The reef itself has also been a good time to troll up some great spanish mackerel and different tuna schools on the light tackle gear. Outside on the shelf there's more bonuses to be experienced such as yellowfin tuna and wahoo on the light tackle gear. There's a bit more travel time involved to reach the shelf but this is the time of year to be attempting this especially with better conditions. To take it to the next level there's been plenty of encounters on the big black marlin already and this will only improve and the fish get bigger as the big females turn up from the Coral Sea to breed with the smaller male models. The experts like to skip decent sized tuna or scaly mackerel on the surface or swim queenfish and scad below.

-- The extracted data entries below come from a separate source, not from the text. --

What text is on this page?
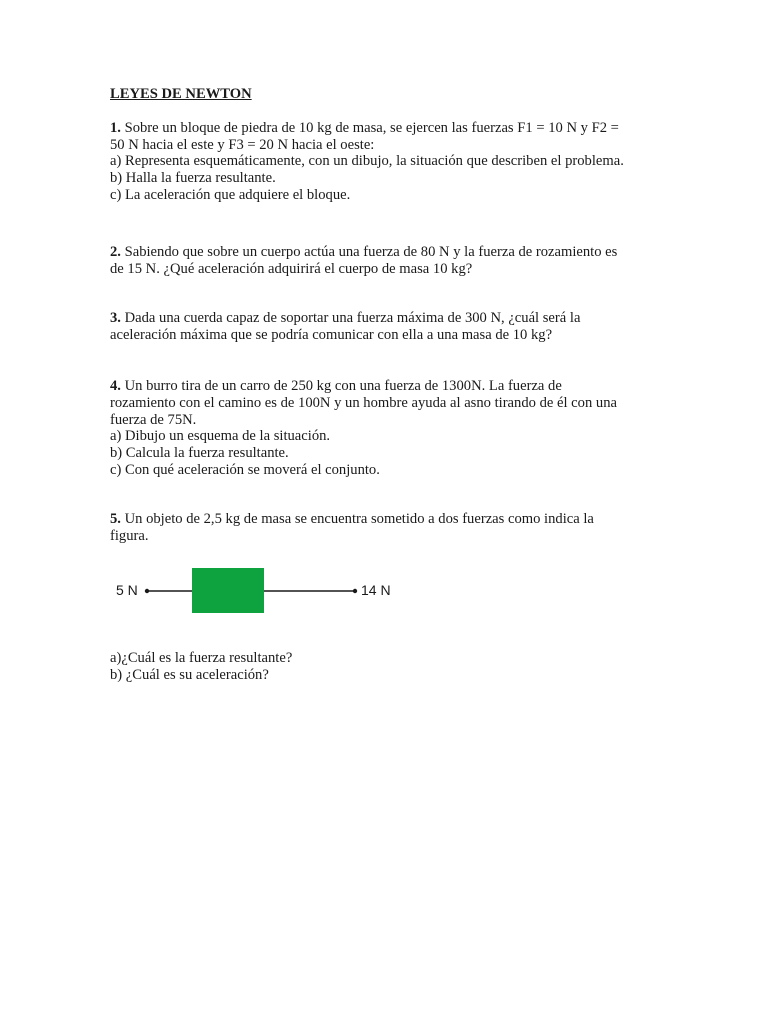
LEYES DE NEWTON

1. Sobre un bloque de piedra de 10 kg de masa, se ejercen las fuerzas F1 = 10 N y F2 =

50 N hacia el este y F3 = 20 N hacia el oeste:

a) Representa esquemáticamente, con un dibujo, la situación que describen el problema.

b) Halla la fuerza resultante.

c) La aceleración que adquiere el bloque.

2. Sabiendo que sobre un cuerpo actúa una fuerza de 80 N y la fuerza de rozamiento es

de 15 N. ¿Qué aceleración adquirirá el cuerpo de masa 10 kg?

3. Dada una cuerda capaz de soportar una fuerza máxima de 300 N, ¿cuál será la

aceleración máxima que se podría comunicar con ella a una masa de 10 kg?

4. Un burro tira de un carro de 250 kg con una fuerza de 1300N. La fuerza de

rozamiento con el camino es de 100N y un hombre ayuda al asno tirando de él con una

fuerza de 75N.

a) Dibujo un esquema de la situación.

b) Calcula la fuerza resultante.

c) Con qué aceleración se moverá el conjunto.

5. Un objeto de 2,5 kg de masa se encuentra sometido a dos fuerzas como indica la

figura.

5 N	14 N

a)¿Cuál es la fuerza resultante?

b) ¿Cuál es su aceleración?
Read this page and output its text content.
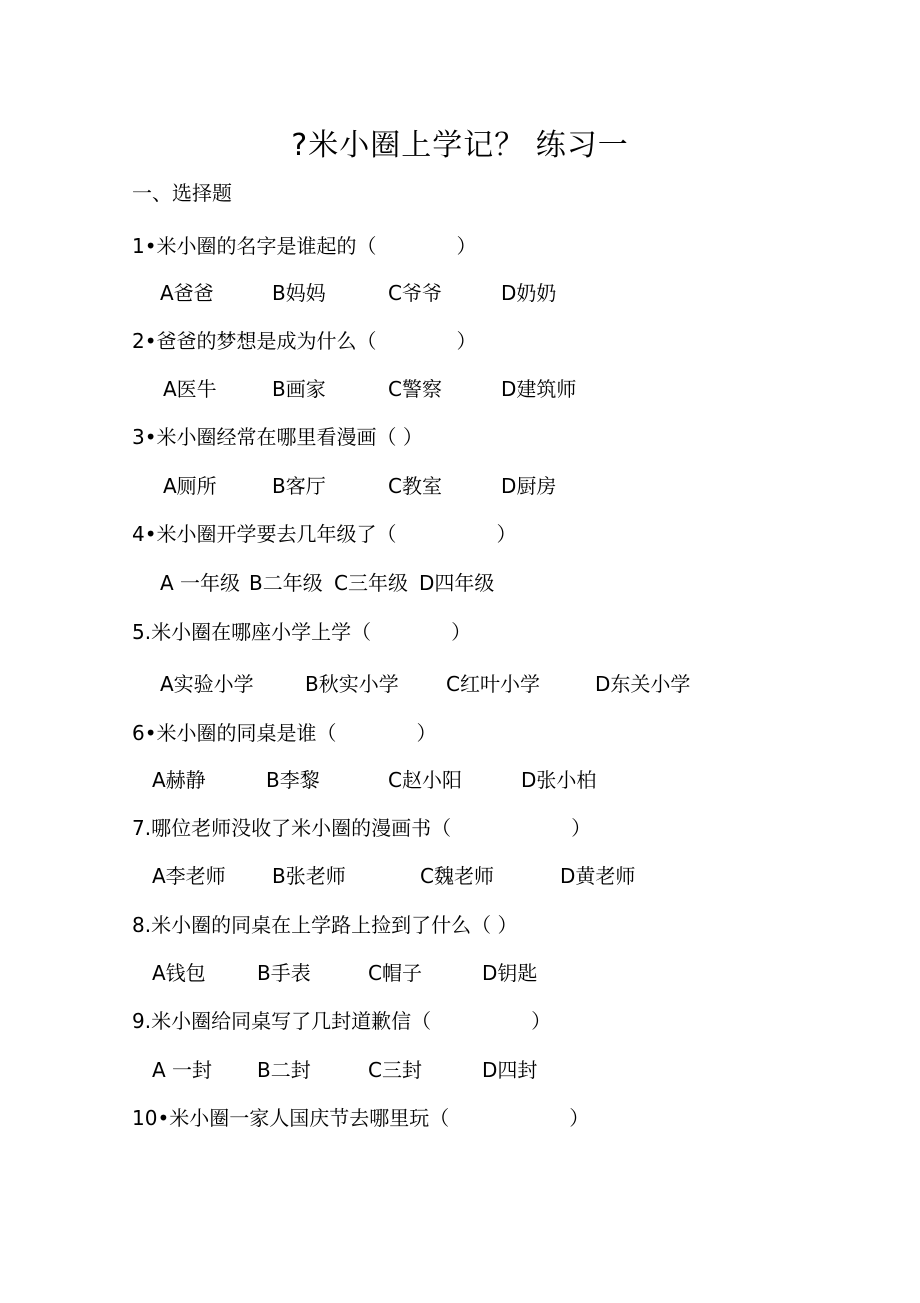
?米小圈上学记？ 练习一
一、选择题
1•米小圈的名字是谁起的（　　　　）
A爸爸	B妈妈	C爷爷	D奶奶
2•爸爸的梦想是成为什么（　　　　）
A医牛	B画家	C警察	D建筑师
3•米小圈经常在哪里看漫画（ ）
A厕所	B客厅	C教室	D厨房
4•米小圈开学要去几年级了（　　　　　）
A 一年级 B二年级 C三年级 D四年级
5.米小圈在哪座小学上学（　　　　）
A实验小学	B秋实小学 C红叶小学	D东关小学
6•米小圈的同桌是谁（　　　　）
A赫静	B李黎	C赵小阳	D张小柏
7.哪位老师没收了米小圈的漫画书（　　　　　　）
A李老师 B张老师	C魏老师	D黄老师
8.米小圈的同桌在上学路上捡到了什么（ ）
A钱包	B手表	C帽子	D钥匙
9.米小圈给同桌写了几封道歉信（　　　　　）
A 一封 B二封	C三封	D四封
10•米小圈一家人国庆节去哪里玩（　　　　　　）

All signs are leading to an exciting Port Douglas Marlin Challenge Tournament scheduled for mid November over 4 days with registrations still open. 

Our main rivers in the region such as the Daintree have fished very consistently for a variety of ripping fish such as fingermark, 1m queenfish, golden trevally, river trevally and barramundi. There's still a great window of opportunity remaining before the days get too hot to fish during the day. Live bait supply remains healthy and will always attract more attention. For those that can handle the heat, soft plastics and lures have been productive especially on the turn of both tides amongst timbered areas.

As you can tell we are gearing up for a big month of fishing in the tropics and all indicators are very positive.